25 marzo 2014 09:00

“Quando scrivo non voglio essere falsa. Quando si ha talento, è molto facile essere falsi. Il talento è pericoloso, perché si è a proprio agio con le parole. A un tratto qualcosa suona bene, è carino. Si può essere facilmente provocatori e inutilmente violenti, però funziona. E io non voglio questo”.

A dirlo, in una bellissima intervista uscita su Il Fatto Quotidiano, è Yasmina Reza, scrittrice e commediografa (dal suo lavoro Il dio del massacro, Roman Polanski ha tratto Carnage).

Poche righe dopo, Reza aggiunge: “I complimenti te li ricordi e sono dei nemici. Perché se dicono di te: ‘Sa fare bene i litigi’, allora tu ti dici: ‘So fare bene i litigi’. E ti ritrovi con qualcosa che sai fabbricare ma che magari non è del tutto giusto in quel contesto e in quello spazio. Invece lo sforzo deve restare presente. Ti devi sforzare di essere sempre un debuttante”.

Vi ho ricopiato le due citazioni perché mi sembra che, tra l’una e l’altra, si sviluppi un’intera storia, e che quella storia valga sì per la scrittura, ma non solo per la scrittura. Chiunque faccia un lavoro creativo, e continui a farlo per molto tempo, pratica un costante, a volte faticoso negoziato con il proprio “saper fare”.

All’inizio di qualsiasi attività creativa, di solito, ci sono desiderio e talento, caso e fortuna in proporzioni variabili (e, ne sono discretamente certa, la componente casuale non va sottovalutata). Poi c’è – ne abbiamo già parlato – tutta la tenacia che serve a mettere in atto un lungo processo di miglioramento che si attua attraverso la pratica deliberata.

Ma qual è il rapporto tra pratica e talento, e cosa intendiamo quando diciamo “talento”? Scott Barry Kaufman, docente di psicologia alla New York university, scrive sul Guardian che si tratta di un insieme di caratteristiche individuali che accelerano l’acquisizione di competenze in una data sfera di attività, e mette l’accento sul concetto di “insieme”: per esempio, un di più di perseveranza può servire a compensare la scarsa memoria.

Kaufman sottolinea inoltre che la componente genetica del talento è importante tanto quanto sono importanti le influenze ambientali. Dunque, il talento è tutt’altro che innato. E ricorda che piccole differenze iniziali (il ragazzino che scrive, disegna, canta o conta “un po’ meglio” degli altri) possono crescere nel tempo fino a diventare molto rilevanti, oppure possono modificarsi (il ragazzino bravo a disegnare può diventare, da grande, un bravo scienziato).

Noi chiamiamo “competenza” (expertise in inglese) il saper fare che si accresce e si consolida nel tempo e, se tutto va bene, continua a consolidarsi e ad accrescersi. È una grande risorsa, ed è un dono dell’età e dell’esperienza.
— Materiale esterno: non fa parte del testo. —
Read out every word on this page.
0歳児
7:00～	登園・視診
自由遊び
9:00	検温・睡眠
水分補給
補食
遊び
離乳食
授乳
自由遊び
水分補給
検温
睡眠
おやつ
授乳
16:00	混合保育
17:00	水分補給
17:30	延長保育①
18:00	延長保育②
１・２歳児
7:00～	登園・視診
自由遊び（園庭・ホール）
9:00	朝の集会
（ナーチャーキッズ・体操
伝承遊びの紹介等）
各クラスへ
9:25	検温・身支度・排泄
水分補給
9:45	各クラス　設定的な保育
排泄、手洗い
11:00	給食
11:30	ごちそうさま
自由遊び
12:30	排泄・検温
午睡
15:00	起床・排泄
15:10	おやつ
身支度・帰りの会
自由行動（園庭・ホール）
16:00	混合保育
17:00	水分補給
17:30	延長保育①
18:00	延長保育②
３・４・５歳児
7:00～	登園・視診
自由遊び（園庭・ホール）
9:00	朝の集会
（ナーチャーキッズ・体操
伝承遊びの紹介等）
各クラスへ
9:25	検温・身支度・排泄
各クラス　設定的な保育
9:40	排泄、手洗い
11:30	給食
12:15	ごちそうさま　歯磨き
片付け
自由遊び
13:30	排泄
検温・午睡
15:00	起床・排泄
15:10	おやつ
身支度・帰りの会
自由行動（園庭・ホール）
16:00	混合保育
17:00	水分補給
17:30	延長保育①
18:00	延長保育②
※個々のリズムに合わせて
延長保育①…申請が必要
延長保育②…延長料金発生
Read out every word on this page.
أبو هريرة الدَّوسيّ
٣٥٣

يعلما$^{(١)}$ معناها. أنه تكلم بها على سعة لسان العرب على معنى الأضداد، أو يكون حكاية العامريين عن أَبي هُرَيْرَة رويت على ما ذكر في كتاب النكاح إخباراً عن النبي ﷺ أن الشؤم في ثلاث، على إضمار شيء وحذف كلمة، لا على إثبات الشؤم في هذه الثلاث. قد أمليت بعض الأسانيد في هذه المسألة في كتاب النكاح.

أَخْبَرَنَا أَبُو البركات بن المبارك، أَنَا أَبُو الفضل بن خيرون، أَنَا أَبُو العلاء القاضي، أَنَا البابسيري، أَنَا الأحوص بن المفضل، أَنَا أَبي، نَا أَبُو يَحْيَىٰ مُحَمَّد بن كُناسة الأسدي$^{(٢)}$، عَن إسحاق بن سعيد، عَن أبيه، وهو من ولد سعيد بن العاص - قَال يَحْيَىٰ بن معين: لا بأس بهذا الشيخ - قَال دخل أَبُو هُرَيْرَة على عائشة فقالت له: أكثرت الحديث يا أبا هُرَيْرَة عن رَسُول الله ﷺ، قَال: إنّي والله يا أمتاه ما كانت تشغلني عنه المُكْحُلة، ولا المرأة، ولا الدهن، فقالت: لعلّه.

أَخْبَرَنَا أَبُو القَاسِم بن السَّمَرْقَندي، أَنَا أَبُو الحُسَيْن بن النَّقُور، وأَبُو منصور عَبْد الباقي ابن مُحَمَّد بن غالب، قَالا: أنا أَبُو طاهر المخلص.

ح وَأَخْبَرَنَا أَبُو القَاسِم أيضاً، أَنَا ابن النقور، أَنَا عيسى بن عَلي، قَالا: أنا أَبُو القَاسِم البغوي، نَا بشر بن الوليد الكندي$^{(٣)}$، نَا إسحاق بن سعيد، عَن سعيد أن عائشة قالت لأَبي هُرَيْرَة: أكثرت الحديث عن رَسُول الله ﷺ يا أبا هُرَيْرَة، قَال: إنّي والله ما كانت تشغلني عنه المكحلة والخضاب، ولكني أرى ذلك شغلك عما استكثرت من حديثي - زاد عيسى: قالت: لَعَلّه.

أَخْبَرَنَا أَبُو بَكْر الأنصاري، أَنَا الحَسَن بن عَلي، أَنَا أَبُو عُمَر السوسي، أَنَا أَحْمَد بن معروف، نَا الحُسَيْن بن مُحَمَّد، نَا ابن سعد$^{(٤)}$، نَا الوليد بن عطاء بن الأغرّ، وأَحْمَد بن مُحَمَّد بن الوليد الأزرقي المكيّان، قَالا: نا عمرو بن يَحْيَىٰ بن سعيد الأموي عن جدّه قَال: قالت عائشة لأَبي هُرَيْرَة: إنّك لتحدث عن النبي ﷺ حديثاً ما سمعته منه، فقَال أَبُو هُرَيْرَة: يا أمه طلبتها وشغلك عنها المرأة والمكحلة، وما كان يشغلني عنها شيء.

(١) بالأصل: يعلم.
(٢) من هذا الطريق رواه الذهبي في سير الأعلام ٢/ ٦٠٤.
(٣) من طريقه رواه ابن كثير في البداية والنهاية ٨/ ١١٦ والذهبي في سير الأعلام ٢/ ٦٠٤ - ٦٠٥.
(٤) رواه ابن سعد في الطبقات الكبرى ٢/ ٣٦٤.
Tra l’altro, in molti campi, il fatto di aver messo insieme negli anni un gran repertorio di soluzioni e di tecniche aiuta a venire a capo dei problemi compensando la perdita di rapidità di pensiero che si accompagna al progredire dell’età. Così, a volte, un vecchio babbione esperto riesce a produrre una soluzione prima che ci arrivi un giovane energico, e lo fa perché quella soluzione “ce l’ha già in tasca”.

Il rischio, però - e qui torniamo a quanto afferma Yasmina Reza - è un altro: cominciare ad accontentarsi delle soluzioni che si hanno già in tasca. È una tentazione che diventa tanto più grande proprio quanto maggiori sono il talento e la competenza (e, quindi, la quantità di soluzioni già sperimentate e interiorizzate che se ne stanno lì già pronte, comode, disponibili e sicure).

Così, per sfuggire alla trappola del talento che imbalsama se stesso nella ripetizione infinita di quello che ha già funzionato, bisogna fare quel che dice Reza: prendersi nuovi rischi e tornare a essere “debuttanti”.

Un modo radicale per riuscirci è cambiare drasticamente sfera di attività. Una delle storie più belle in questo senso appartiene a Michel Eugène Chevreul. Nell’ottocento è un chimico famoso. Pubblica studi sulla luce e sul colore che influenzeranno i pittori divisionisti. Si occupa di acidi grassi e inventa la margarina. Verso i novant’anni decide che è tempo di orientare altrove i propri interessi e fonda, da vero esordiente di successo, una nuova disciplina: la gerontologia. Pubblica il suo ultimo libro a centodue anni. Il suo nome è scritto sulla Torre Eiffel.